Profile: Ilva
Scandinavian furniture retailer Ilva has ambitions to take the UK market by storm, but do the products have enough flair to stand out? Chief executive Martin Toogood shares his ideas with Hannah Booth
Scandinavian furniture retailer Ilva has ambitions to take the UK market by storm, but do the products have enough flair to stand out? Chief executive Martin Toogood (pictured) shares his ideas with Hannah Booth
If you haven’t yet heard of Ilva, you soon will. In one of the biggest assaults on the UK furniture market for decades, the British-run Danish furniture company is opening its first UK store in May, in Thurrock. Manchester and Gateshead follow this year and Reading next. Within ten years it plans to have 20 UK stores.
As a giant, out-of-town Scandinavian furniture retailer, much, predictably, has been made of Ilva’s similarity to Swedish flatpack giant Ikea, but in reality Ilva is a very different animal.
In March 2003, veteran British furniture retailer Martin Toogood – former chief executive of Habitat and B&Q, and former director of Heal’s – bought Ilva, then a family-run Danish firm, with US private-equity firm Advent International, for €100m (£68m). Toogood’s plan, put simply, was international expansion, primarily British expansion. Ilva had three Danish stores and a fourth – its first outside Denmark – opened last July in Malmo, Sweden. It was a new format, a test bed for the UK stores.
The UK furniture market is ready for Ilva, believes Toogood. It’s fragmented and unconsolidated – the top ten retailers control only 25 per cent of the market. On paper, the plan is simple enough/ fill the gap between Ikea and Heal’s/Habitat with mass-market, stylish and affordable furniture; offer a pleasant, high street-style shopping experience, out-of-town; provide John Lewis-standard service; and deliver within a few working days. ‘Our aim is to sell lots of furniture. We want to take on everyone, DFS, Ikea, MFI, John Lewis, and become a one-stop shop under one roof, covering all tastes. Ilva is complementary to Ikea – it’s where you go after [you’ve grown out of] Ikea,’ Toogood says.
This sounds like good business sense. British consumers may flock to Ikea because it’s cheap, but they don’t enjoy it. If they’ve driven to an out-of-town park, it’s easy to see them being seduced by the Ilva next door, even if it will cost them more. Designed by Danish architect Schmidt Hammer Lassen, the stores will be lit from skywells – a wall of windows spanning the entire store front – plus theatre lighting. Furniture will be laid out in room sets, either side of wide aisles. And signature green glass fibre, at information and pay points, will guide consumers round the store.
But don’t visit Ilva expecting a touch of Danish design flair.

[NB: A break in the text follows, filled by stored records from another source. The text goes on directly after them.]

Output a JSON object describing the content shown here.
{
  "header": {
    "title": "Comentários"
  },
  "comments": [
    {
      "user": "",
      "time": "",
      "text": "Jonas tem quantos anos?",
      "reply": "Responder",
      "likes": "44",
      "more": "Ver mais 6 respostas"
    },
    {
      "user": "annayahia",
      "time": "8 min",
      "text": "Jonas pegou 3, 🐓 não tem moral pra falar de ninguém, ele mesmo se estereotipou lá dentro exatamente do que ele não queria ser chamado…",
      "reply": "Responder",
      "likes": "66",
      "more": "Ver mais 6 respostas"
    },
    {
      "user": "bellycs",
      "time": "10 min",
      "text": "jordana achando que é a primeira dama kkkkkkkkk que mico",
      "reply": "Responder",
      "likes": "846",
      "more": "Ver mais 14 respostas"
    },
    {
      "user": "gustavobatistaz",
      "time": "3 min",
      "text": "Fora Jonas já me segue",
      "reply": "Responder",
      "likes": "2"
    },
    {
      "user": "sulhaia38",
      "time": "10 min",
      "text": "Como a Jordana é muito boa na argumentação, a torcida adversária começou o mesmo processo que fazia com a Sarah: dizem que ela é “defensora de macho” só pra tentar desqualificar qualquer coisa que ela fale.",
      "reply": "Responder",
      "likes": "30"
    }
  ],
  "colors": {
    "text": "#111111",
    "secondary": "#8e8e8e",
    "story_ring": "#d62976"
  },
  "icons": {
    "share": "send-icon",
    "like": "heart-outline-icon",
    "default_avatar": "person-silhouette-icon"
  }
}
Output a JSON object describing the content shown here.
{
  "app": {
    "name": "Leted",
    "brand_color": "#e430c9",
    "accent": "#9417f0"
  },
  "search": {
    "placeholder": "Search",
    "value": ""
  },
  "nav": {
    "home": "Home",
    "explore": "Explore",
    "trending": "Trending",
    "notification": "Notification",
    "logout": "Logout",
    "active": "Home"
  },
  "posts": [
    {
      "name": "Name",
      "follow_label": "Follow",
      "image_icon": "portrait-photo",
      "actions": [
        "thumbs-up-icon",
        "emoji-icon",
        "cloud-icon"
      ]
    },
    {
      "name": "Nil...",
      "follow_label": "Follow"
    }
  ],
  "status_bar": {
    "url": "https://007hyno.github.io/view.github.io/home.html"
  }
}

In general, the furniture is inoffensive, but unexciting – less inventive than Ikea and considerably more expensive. A few design-led statement pieces catch the eye, such as the low-rise Mactan vine wood chair for £315, a cowhide and leather bar stool for £118 and ‘no-two-are-the-same’ reclaimed teak dining tables for just under £500. But most are unexceptional: ordinary L-shaped sofas in micro-fibre, plain sideboards and overly ornate bedroom furniture. Are consumers seriously going to drive miles for something they can get in Habitat or John Lewis? For the range of choice that Ilva offers – 10 000 items, including over 60 sofas and 40 dining tables – yes, believes Toogood.
The problems lie in Ilva’s approach to design. Based in Denmark, the ‘six- to 12-strong’ design team, led by Hans-Hendrik Hansen, is essentially a group of ‘product developers’, who only put pen to drawing board once key suppliers and buyers have been consulted over what dimensions, finishes and shapes they want to see. It’s a strange approach, particularly given Denmark’s strong design heritage. But Ilva isn’t billing itself as ‘Danish design’, says Toogood. ‘We want to project a Danish design ethic, but not offer something as limiting as “designer Danish”, as that could alienate people,’ he says. ‘We will certainly be less obvious [about our heritage] than Ikea is.’
The danger is, in attempting to cover all tastes, Ilva may end up catering for none. If Ilva learns anything from the ill-fated Marks & Spencer Lifestore (whose site, incidentally, it has acquired in Gateshead), it’s that giant, sparkling furniture stores need decent products – not just quantity. Toogood should easily reach his target of trebling turnover with the first three UK stores – Manchester’s catchment area alone is greater than the whole of Denmark – and has more than enough experience and charisma to make Ilva work. But, unless design plays a greater role in what Ilva is ultimately about – furniture – those 20 stores may remain on the drawing board.